To me, nature play is something you do, not something you install. It is, at its heart, a way of playing, a way of engaging with nature, and for us adults it is a way of understanding and caring for children.

As a form of play, nature play is distinguished by the vastness of its possibilities. A vastness supported by place, time, and permission.

Nature play can happen anywhere, but it happens most in undesigned places that are free from the stamp of adult assumptions. Places, rather, that are enlivened by the sensory richness of nature and by an infinity of as-yet unimagined stories. These places can be found in our magnificent national parks and nature reserves, or in the branches of verge trees, or under the canopy of schoolyard shrubs, or in the megalopolis of weeds, insects and decomposing leaves in the back corner of a garden, or in a pile of brickies sand under a bird filled sky.

And yes, they can be found in playgrounds.

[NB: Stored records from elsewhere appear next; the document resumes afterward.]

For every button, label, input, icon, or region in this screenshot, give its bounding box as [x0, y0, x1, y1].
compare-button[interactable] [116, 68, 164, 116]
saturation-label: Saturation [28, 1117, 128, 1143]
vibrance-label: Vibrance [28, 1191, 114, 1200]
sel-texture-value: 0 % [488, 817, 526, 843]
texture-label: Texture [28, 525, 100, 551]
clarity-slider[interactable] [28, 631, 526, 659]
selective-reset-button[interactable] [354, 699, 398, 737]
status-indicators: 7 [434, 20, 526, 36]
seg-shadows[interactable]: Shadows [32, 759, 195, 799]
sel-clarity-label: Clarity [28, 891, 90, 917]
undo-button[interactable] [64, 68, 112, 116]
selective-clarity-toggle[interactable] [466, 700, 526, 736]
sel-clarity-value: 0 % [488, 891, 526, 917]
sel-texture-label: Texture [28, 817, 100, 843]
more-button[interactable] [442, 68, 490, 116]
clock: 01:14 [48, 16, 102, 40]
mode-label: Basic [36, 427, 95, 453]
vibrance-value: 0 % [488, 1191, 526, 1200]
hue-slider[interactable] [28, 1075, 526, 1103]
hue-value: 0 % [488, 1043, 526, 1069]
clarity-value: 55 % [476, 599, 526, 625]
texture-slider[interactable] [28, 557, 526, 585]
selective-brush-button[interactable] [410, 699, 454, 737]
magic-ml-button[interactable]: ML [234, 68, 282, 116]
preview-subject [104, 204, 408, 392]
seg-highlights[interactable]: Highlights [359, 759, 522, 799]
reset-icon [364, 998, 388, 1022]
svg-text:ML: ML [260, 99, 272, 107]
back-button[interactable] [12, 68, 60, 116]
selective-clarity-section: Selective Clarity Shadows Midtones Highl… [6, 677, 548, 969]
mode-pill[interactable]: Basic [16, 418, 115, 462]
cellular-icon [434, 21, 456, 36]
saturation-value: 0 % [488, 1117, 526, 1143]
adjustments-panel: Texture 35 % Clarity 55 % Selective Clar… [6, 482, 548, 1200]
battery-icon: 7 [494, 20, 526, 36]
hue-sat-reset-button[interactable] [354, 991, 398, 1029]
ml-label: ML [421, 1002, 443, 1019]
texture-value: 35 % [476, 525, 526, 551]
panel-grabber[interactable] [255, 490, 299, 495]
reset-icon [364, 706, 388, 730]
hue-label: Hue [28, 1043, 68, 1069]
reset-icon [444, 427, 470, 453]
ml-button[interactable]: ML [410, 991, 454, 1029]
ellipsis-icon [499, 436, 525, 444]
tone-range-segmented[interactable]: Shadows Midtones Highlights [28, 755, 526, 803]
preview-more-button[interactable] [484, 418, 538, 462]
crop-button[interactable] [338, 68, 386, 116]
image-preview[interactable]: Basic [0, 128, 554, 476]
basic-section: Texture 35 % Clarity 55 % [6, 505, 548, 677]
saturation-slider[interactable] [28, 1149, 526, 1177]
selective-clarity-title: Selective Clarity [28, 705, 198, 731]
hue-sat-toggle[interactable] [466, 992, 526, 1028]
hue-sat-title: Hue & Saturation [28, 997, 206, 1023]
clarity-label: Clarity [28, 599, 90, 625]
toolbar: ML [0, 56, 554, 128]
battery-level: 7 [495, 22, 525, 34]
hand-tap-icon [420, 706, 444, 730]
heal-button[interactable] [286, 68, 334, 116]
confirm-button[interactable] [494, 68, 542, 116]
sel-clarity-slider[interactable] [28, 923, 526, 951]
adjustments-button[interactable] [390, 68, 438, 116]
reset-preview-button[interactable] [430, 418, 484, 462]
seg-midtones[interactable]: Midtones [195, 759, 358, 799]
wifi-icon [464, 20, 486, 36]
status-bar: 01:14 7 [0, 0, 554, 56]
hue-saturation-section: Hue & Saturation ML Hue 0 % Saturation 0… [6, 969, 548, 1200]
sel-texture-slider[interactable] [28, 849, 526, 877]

Nature play also needs time. Time without adults back-seat-driving their play. Caring adult guidance is incredibly important in children’s lives, but children also need time free from it. They need time to sink into conversation with their imaginations as they digest, revise, revisit, reimagine and reinvent the universe of inputs that flow through their everyday.

But perhaps most of all, nature play needs permission. Permission to explore. Permission to fall over. Permission to make a mess. Permission to learn through doing. Permission to be brave. Permission to make stuff up, and to make stuff ups.

As a way of understanding and caring for children, nature play is not about letting kids do whatever they want. It is about being a connected, and caring adult, who helps the children in your life build the capacity for independent play and learning that will enrich their childhoods and stay with them forever.

Working at Nature Play WA has, without question, been the highlight of my working life. A chance to lean into a mission that is deeply important to me personally and that I believe is fundamental to thriving children and communities.

And it has been an opportunity to work with some remarkable, committed, talented, generous, and genuinely lovely people. They are our stakeholders in government, our Board, our team, and the communities we have connected with over the years.

Our Board volunteer their time to our cause in way that is often overlooked. They are busy people with careers, families, friends and hobbies. And yet, month after month, they gift their time to our cause, and we simply could not begin to tackle what we do without them. I thank them for everything they continue to give to our cause.

Our staff numbers have concertinaed over the years, from a single person working two days a week at the start, to a team of eight as I write this. But our team has always punched above its weight, by balancing a deep passion for our mission and pragmatic willingness to get things done. Each and every one of them would make a valuable addition to any workplace. They are skilful, dedicated, hard-working, and fun to be around. They have taught me an awful lot over the years, and I will miss working with them.

What I have absolutely no doubt of, is that Nature Play WA will continue to grow from here. The mission is too important for it not to. Our stakeholders, Board, and staff are too committed and too hard working for any other possibility. And your support, families and educators of WA, is too strong for it to fall.